Facebook's Calibra cryptocurrency wallet already has competition

ZenGo's wallet will support Libra, a cryptocurrency Facebook plans to launch in 2020.

Queenie Wong Former Senior Writer
Queenie Wong was a senior writer for CNET News, focusing on social media companies including Facebook's parent company Meta, Twitter and TikTok. Before joining CNET, she worked for The Mercury News in San Jose and the Statesman Journal in Salem, Oregon. A native of Southern California, she took her first journalism class in middle school.
Expertise I've been writing about social media since 2015 but have previously covered politics, crime and education. I also have a degree in studio art. Credentials
  • 2022 Eddie award for consumer analysis
Queenie Wong
2 min read
Facebook Libra Virtual Currency

Facebook plans to launch a new cryptocurrency called Libra in the first half of 2020. 

Thomas Trutschel/Getty Images

Facebook doesn't plan to launch its new Libra cryptocurrency and a complementary digital wallet until 2020. But that hasn't stopped some startups from throwing their hats in the ring early. 

On Sunday, Israeli developer ZenGo said a cryptocurrency wallet it rolled out earlier this year will begin supporting Libra. Since Facebook and its 27 partners haven't launched the cryptocurrency, ZenGo is letting users store a test version. The test Libra funds, unlike the version that's coming, don't have any real monetary value.


ZenGo is letting users experiment with a test version of a new cryptocurrency, called Libra, that's expected to launch in 2020. 


"Getting to know it early might spark some new ideas and give you a head start for when Libra becomes truly operational," ZenGo said in a blog post. You can experiment with Libra by going to your account tab in the ZenGo app, which is currently available for iPhone users. The wallet also lets you buy Bitcoin, Ethereum and Binance Coin with your credit card or Apple Pay. 

Since Facebook announced Libra, the company has faced pushback from US lawmakers who are concerned that the cryptocurrency will be abused by criminals and negatively impact the US dollar. Facebook's blockchain boss, David Marcus, said in a congressional hearing last month that the social network wouldn't launch Libra until the company has addressed all concerns, but he stopped short of agreeing to a moratorium. 

Facebook took the wraps off Libra in June. Unlike many other cryptocurrencies, Libra will be pegged to a basket of assets that anchor its value, so that value won't swing wildly. The Libra Association that'll manage the currency hasn't said what those assets will be, but it suggested they'd include major global currencies, like the dollar and the euro. The proposed crypto has been met with a chilly response from regulators and politicians around the world.

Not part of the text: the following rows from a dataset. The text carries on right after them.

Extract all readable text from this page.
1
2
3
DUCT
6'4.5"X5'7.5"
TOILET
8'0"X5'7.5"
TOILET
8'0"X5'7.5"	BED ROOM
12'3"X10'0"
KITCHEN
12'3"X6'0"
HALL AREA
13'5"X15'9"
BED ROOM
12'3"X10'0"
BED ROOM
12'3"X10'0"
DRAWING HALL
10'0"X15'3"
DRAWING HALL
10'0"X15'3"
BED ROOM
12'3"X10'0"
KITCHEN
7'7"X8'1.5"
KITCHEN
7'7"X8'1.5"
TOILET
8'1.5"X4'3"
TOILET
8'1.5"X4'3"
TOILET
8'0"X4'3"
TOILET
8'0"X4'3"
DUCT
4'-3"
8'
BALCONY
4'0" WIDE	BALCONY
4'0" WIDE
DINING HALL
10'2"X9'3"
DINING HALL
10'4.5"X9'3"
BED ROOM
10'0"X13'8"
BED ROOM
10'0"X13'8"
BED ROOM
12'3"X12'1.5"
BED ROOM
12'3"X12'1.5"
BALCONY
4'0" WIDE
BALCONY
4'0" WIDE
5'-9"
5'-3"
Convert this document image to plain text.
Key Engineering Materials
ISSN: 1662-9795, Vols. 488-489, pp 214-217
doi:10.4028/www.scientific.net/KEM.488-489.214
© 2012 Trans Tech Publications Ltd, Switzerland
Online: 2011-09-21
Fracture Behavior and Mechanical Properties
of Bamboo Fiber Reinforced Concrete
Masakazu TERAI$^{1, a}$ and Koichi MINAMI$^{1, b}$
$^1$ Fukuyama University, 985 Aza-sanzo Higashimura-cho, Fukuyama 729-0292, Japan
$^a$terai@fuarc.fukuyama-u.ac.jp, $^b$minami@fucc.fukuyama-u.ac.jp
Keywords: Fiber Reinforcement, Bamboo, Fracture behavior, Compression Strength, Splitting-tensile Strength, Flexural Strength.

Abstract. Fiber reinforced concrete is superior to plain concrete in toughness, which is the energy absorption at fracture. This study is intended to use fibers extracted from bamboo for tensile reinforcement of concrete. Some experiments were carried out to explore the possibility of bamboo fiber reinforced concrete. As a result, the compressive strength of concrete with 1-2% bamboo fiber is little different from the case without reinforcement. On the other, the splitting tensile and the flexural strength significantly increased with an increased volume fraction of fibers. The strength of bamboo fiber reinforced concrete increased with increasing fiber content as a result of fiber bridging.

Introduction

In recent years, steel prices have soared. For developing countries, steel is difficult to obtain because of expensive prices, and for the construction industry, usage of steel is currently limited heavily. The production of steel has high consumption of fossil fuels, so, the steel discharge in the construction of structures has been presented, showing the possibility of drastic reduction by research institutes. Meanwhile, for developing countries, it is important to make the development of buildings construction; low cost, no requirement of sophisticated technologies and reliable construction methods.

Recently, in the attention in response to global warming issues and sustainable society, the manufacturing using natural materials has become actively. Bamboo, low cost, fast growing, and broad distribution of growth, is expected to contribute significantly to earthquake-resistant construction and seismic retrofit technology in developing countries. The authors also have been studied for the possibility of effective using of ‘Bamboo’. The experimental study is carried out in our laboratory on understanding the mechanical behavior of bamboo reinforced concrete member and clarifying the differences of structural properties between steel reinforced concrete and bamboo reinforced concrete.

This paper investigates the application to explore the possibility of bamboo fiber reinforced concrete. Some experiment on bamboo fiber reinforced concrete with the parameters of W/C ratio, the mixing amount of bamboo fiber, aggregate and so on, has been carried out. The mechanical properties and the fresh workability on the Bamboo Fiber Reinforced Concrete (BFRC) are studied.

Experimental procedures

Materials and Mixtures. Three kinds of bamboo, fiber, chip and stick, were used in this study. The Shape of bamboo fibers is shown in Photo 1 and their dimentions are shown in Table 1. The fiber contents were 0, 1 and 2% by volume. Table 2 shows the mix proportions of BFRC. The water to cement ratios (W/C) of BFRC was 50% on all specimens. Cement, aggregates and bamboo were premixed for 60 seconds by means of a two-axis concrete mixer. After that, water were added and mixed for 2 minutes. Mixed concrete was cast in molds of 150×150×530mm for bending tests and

ZenGo will compete with a digital wallet called Calibra that Facebook plans to introduce in 2020. The social network, though, has the advantage of already having 2.4 billion monthly active users. You'll be able to download the Calibra app onto your iPhone or Android device, or add the wallet into the messaging apps Messenger or WhatsApp once it's released. The Calibra wallet will also work with other wallets that accept Libra. Users need to verify their identity by uploading an ID such as a driver's license.

ZenGo, which plans to release an app for Android phones, said that users can create their digital wallet by downloading the app and providing their email. You also don't need a private key, and ZenGo users scan their face to backup their wallet. ZenGo said it's a "noncustodial" wallet for Libra, which means you have full control over your funds instead of having to rely on a third-party.